Rusia ya ha tenido que rectificar el anuncio sobre su vacuna 'Sputnik V' y lo que iba a ser una aprobación de esa vacuna se ha reconvertido en un estudio fase 3.

La principal propiedad de las vacunas es la seguridad, y una vacuna no puede salir al mercado si no está comprobada su seguridad. Los efectos secundarios que ello podría suponer, podrían empeorar la pandemia.

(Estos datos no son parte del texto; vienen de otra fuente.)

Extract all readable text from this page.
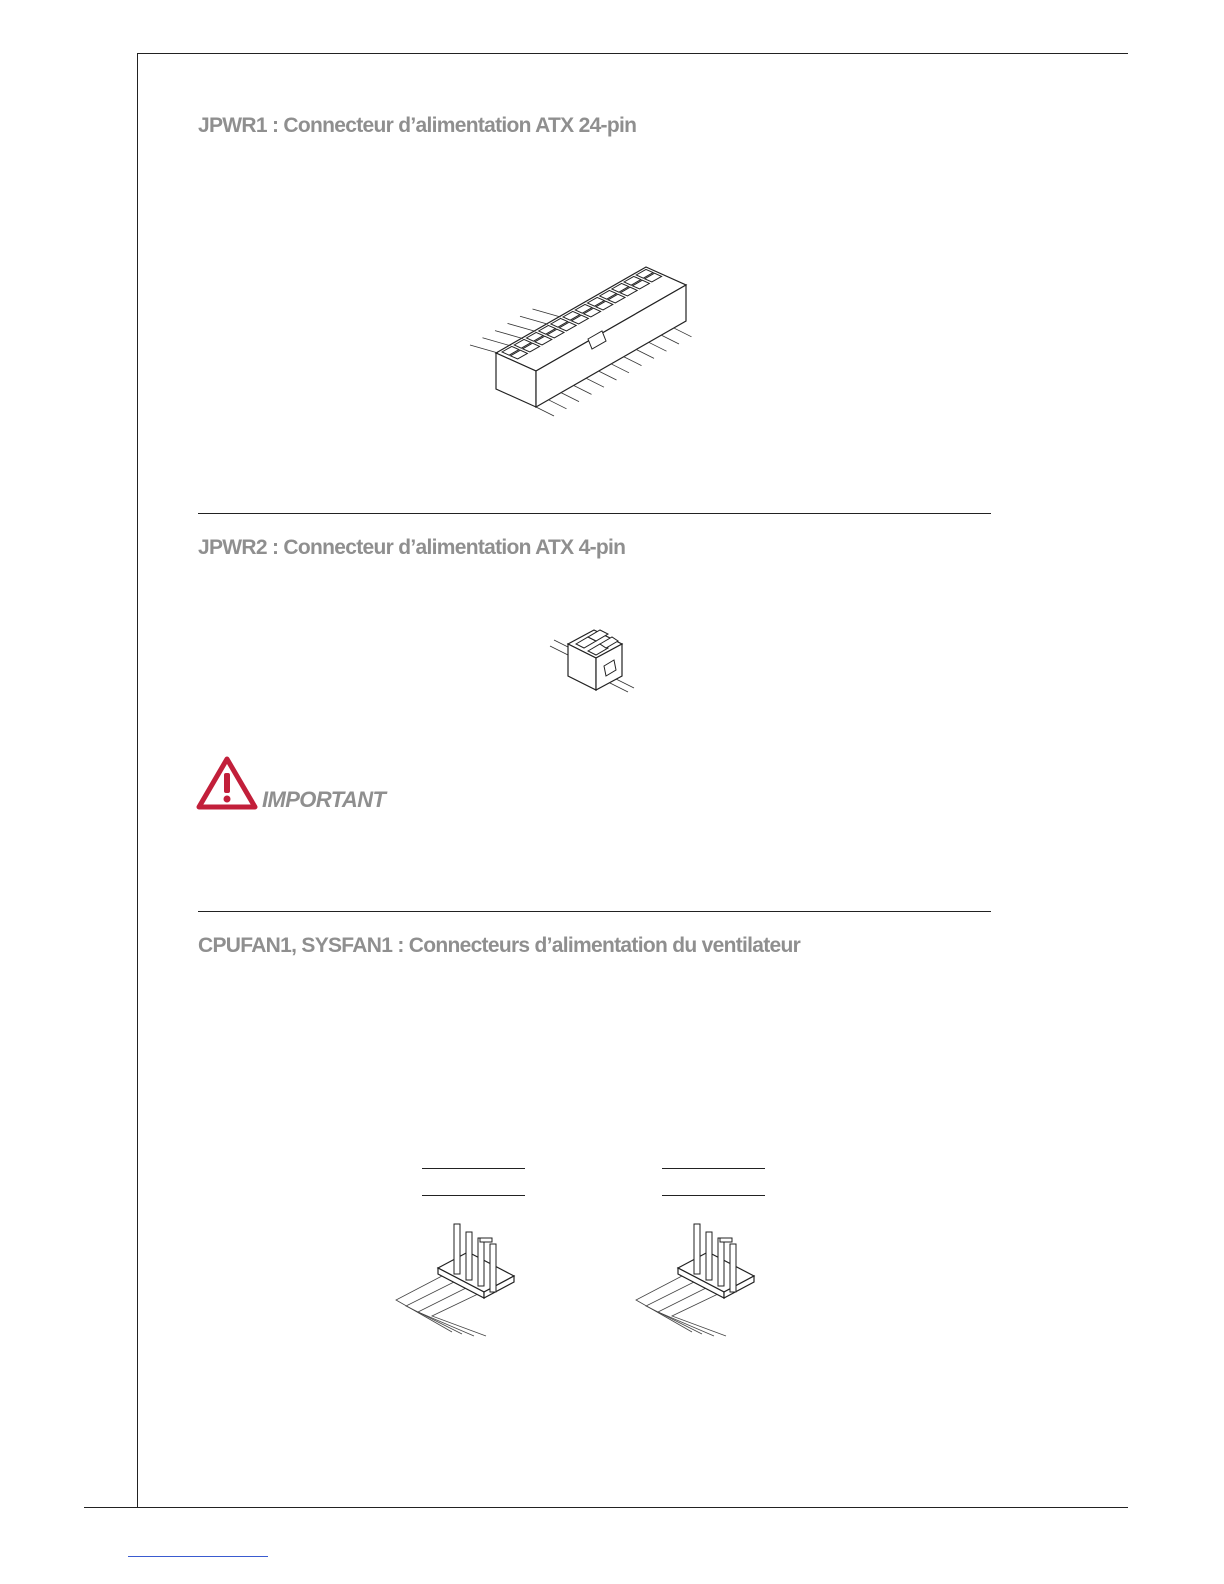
JPWR1 : Connecteur d’alimentation ATX 24-pin
JPWR2 : Connecteur d’alimentation ATX 4-pin
IMPORTANT
CPUFAN1, SYSFAN1 : Connecteurs d’alimentation du ventilateur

La eficacia y la seguridad de las actuales vacunas experimentales se analizan comparando los resultados de decenas de miles de voluntarios vacunados frente a un grupo de control de otras tantas personas no vacunadas. Si hay muchos menos enfermos de covid entre los vacunados y no se registra nada extraño, la vacuna será eficaz y segura. Pero si se autoriza una vacuna poco eficaz y se convierte en el tratamiento preventivo estándar, las siguientes vacunas experimentales no tendrían que demostrar que son mejores que un placebo, sino que no son peores que la vacuna ya aprobada.

La OMS propone un ensayo internacional de múltiples vacunas a la vez

Para garantizar la eficacia de las vacunas, el equipo de expertos de la OMS propone estudiar al mismo tiempo múltiples vacunas experimentales, comparándolas entre sí y con un placebo. Los investigadores creen que un ensayo de entre tres y seis meses sería suficiente para identificar una vacuna capaz de reducir el riesgo a la mitad.

La OMS hace un llamamiento a los desarrolladores de vacunas para que se incorporen a este futuro análisis múltiple, denominado ensayo Solidaridad.